Et comme l’ivrogne, surexcité, adjure le Christ de refaire un miracle et de renouveler la face du monde, le jour naît et le soûlot s’aperçoit que l’homme divin

C’était lui qui s’était collé
D’vant un miroir de marchand d’vins.
On perd son temps à s’engueuler !

Les décadents de nos jours, comme ceux de toutes les époques, sont plutôt des mystiques et des tristes. En parcourant les œuvres des petits poetœ minores contemporains, j’ai plutôt recueilli une impression de tristesse et de découragement. À part quelques coups de clairon sonores donnés par les meilleurs, les vrais, les forts, on pourrait presque dire que toute la pléiade pleure ou gémit. L’un d’eux déclare :

J’ai cru voir ma tristesse
Et je l’ai vue.
Elle était nue,

Assise dans la grotte la plus silencieuse
De mes plus intérieures pensées.

Ils ont un goût prononcé pour la mélancolie et se complaisent dans une tristesse vague, une langueur un peu morbide. M. Louis Pilate de Brinn’Gaubast dit :

Glas funèbre, tinté par de joyeux grelots,
Mon affreux rire a pu s’égrener en sanglots,
Et mes sanglots crever en larmes de délices !

Ils semblent frappés d’un désenchantement et d’une désespérance précoces.

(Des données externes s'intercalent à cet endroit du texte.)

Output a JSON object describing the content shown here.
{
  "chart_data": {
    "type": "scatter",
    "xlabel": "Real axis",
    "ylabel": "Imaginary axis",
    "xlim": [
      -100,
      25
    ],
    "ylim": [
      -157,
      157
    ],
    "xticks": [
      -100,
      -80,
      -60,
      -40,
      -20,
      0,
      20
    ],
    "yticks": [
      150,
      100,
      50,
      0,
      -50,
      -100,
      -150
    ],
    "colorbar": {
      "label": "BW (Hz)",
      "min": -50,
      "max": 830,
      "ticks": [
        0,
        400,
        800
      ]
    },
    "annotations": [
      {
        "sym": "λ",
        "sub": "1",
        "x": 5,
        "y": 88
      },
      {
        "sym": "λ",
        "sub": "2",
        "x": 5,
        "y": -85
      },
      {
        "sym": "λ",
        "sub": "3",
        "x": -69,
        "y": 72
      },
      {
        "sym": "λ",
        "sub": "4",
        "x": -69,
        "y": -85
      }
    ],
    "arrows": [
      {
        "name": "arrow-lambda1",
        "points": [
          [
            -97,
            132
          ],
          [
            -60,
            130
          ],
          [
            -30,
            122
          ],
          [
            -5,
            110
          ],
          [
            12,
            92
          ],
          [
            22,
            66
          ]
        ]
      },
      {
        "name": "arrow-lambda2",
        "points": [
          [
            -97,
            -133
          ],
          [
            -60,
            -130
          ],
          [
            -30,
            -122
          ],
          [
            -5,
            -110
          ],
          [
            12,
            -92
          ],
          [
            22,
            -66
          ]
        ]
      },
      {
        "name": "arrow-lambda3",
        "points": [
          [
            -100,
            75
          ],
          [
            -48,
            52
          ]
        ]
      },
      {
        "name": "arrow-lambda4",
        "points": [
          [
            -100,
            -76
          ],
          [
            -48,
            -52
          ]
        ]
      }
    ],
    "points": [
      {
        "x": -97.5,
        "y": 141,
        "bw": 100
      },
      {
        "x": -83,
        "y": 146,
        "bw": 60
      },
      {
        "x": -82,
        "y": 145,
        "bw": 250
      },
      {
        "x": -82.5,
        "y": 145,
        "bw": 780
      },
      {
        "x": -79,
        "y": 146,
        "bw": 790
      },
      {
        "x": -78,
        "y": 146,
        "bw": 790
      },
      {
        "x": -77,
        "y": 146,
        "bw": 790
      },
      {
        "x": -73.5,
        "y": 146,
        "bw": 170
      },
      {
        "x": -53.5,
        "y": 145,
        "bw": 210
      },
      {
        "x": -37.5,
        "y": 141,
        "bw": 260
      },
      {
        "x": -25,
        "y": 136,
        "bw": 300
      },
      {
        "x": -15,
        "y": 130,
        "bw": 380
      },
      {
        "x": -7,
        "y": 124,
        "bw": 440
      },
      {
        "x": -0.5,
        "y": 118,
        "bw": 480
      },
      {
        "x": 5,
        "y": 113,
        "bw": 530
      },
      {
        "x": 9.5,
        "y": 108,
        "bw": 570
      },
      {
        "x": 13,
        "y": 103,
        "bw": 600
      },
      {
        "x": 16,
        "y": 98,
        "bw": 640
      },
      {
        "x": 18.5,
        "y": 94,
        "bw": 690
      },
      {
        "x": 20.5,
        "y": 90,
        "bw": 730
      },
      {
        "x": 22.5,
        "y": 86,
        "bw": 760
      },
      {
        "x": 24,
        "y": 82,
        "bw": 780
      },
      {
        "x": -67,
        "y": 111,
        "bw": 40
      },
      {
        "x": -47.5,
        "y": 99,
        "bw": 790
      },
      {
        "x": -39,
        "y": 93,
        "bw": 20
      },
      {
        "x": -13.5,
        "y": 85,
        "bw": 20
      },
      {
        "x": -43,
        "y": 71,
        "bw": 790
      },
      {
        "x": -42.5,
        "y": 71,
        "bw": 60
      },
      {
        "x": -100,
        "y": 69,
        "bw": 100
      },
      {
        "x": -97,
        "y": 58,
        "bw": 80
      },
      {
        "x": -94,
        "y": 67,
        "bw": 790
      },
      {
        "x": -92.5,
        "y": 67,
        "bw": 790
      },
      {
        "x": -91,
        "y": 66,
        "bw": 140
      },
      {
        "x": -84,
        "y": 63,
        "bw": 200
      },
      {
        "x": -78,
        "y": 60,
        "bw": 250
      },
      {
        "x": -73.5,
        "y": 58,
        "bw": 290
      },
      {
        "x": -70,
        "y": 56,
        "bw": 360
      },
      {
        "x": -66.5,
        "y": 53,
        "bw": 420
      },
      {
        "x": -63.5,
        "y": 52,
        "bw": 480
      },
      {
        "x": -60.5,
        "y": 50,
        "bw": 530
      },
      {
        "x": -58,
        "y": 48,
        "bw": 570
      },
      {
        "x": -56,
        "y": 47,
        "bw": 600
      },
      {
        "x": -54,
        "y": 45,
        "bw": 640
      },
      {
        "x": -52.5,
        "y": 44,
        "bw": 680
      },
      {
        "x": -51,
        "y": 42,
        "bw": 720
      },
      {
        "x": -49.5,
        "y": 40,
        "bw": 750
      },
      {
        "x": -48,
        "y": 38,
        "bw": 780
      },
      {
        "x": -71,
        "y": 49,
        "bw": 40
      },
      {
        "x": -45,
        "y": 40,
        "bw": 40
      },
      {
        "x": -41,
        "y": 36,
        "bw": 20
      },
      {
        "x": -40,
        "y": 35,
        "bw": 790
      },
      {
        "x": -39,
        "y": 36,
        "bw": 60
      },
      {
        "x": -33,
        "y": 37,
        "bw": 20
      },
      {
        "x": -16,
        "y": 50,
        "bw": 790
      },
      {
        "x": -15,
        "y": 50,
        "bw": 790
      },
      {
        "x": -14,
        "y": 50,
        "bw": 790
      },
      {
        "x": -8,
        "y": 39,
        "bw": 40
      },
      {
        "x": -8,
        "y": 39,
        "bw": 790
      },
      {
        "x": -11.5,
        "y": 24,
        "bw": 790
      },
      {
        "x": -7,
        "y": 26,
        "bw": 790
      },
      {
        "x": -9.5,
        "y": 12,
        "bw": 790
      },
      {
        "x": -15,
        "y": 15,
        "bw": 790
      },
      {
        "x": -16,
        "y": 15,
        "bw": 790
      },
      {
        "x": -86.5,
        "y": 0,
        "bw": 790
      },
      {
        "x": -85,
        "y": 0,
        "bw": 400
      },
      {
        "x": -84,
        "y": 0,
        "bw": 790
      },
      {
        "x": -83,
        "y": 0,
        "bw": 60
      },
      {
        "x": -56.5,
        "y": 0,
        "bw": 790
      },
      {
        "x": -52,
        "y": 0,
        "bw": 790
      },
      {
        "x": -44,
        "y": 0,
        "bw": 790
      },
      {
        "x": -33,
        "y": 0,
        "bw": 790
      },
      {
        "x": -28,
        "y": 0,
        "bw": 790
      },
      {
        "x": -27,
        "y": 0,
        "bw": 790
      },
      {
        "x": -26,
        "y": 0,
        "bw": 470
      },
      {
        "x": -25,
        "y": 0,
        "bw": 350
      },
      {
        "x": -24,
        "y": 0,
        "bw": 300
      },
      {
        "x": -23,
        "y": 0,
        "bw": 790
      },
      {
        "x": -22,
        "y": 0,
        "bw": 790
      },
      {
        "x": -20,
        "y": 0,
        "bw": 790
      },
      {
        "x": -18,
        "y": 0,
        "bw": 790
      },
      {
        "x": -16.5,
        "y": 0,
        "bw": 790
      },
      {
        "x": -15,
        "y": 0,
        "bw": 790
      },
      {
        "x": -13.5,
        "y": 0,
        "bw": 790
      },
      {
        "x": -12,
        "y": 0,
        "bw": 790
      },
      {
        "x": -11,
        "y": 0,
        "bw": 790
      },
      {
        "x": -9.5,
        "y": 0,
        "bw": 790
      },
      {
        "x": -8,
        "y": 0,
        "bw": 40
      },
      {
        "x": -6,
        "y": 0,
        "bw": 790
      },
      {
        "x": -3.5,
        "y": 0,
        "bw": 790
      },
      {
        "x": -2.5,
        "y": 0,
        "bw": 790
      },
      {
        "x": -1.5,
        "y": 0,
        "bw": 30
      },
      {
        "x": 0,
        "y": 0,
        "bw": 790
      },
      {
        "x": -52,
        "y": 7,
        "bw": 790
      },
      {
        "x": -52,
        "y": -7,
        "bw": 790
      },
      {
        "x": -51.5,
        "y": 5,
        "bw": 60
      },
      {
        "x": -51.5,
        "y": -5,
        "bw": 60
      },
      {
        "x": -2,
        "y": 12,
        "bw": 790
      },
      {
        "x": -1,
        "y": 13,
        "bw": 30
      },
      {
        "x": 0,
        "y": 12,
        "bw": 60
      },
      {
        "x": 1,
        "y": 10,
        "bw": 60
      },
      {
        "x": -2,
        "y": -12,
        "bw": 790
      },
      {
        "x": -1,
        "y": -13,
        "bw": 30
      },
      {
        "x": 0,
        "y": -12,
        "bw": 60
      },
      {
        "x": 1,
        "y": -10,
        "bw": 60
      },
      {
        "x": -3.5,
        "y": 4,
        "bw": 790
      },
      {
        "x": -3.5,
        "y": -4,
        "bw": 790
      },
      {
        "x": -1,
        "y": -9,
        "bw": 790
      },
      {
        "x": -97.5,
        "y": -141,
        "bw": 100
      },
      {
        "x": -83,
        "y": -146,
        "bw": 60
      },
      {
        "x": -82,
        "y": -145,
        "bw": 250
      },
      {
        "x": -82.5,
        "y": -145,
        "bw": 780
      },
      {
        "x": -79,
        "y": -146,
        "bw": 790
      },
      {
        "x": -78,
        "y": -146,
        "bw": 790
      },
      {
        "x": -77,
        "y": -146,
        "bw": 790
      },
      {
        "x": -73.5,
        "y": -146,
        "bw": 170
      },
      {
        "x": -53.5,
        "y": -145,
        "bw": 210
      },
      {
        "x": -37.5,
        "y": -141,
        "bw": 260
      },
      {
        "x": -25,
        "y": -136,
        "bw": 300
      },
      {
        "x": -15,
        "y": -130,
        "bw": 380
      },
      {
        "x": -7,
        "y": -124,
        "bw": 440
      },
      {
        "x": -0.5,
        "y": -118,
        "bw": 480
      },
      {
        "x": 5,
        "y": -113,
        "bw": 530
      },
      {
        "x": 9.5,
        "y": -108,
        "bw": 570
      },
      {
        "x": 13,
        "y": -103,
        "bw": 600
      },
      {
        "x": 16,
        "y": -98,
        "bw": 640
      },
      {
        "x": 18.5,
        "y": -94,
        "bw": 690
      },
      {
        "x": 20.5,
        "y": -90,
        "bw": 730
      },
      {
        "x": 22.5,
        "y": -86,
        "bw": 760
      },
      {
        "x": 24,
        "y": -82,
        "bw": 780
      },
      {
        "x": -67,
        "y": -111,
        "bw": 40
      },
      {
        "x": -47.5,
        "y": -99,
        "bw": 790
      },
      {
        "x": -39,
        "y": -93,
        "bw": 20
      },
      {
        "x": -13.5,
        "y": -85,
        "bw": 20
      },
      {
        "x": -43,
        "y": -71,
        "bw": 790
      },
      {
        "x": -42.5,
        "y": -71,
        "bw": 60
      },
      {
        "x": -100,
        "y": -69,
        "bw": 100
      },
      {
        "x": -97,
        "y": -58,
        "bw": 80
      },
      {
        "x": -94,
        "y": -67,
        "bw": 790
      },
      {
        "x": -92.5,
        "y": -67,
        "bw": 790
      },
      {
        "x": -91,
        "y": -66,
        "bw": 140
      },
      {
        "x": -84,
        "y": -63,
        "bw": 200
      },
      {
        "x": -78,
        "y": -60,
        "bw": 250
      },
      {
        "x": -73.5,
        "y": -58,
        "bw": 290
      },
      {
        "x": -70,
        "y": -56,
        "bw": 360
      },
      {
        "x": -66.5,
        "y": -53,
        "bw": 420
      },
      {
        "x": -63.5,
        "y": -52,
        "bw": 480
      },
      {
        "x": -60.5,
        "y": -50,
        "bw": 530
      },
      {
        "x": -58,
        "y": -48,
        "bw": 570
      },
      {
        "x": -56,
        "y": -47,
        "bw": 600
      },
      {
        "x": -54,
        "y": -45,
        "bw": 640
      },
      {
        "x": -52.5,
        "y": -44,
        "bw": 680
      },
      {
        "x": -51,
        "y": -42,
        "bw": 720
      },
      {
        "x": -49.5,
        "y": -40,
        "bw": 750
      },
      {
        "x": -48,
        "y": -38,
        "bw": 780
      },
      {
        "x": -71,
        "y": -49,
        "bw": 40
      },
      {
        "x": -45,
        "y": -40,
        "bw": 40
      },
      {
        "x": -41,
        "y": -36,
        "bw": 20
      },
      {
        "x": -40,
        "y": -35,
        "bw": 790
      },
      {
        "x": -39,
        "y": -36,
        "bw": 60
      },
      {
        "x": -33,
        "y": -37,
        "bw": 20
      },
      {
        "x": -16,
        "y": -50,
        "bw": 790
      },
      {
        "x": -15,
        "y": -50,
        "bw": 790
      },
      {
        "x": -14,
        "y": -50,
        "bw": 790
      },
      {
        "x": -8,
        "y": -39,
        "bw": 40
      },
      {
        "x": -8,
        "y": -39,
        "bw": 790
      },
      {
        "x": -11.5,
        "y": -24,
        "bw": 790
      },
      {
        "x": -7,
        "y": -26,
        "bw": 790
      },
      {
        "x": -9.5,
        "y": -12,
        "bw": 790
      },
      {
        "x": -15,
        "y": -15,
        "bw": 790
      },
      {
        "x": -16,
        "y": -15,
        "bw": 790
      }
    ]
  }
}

M. E. Watyn déclare crûment :

Iconoclaste chimérique
Des vieilles adorations,
Jetant mon cœur aux passions,
Aux proses mon âme lyrique,
J’ai vomi mes illusions.

Écoutez cette plainte de M. Ivanhoë Rambosson :

Il pleut à larges gouttes, saintement.
Ce semble pur comme un sacrement
De baptême.

Baisers d’eau de la nuit : c’est la douceur
Très compatissante d’une sœur
Et que j’aime.

Et ce cri de M. Verhaeren :

La neige tombe indiscontinûment
Comme une lente et longue et pauvre laine,
Parmi la morne et longue et pauvre plaine,
Froide d’amour, chaude de haine.

Si cette poésie, avec ses grâces de convalescente pâlie et sa langoureuse morbidesse, a un charme quelquefois pénétrant et réel, ce n’est pourtant pas la vraie poésie, celle qui monte au cœur de tout homme en face du beau. C’est toujours de la maladie, et, par conséquent, une demi-impuissance.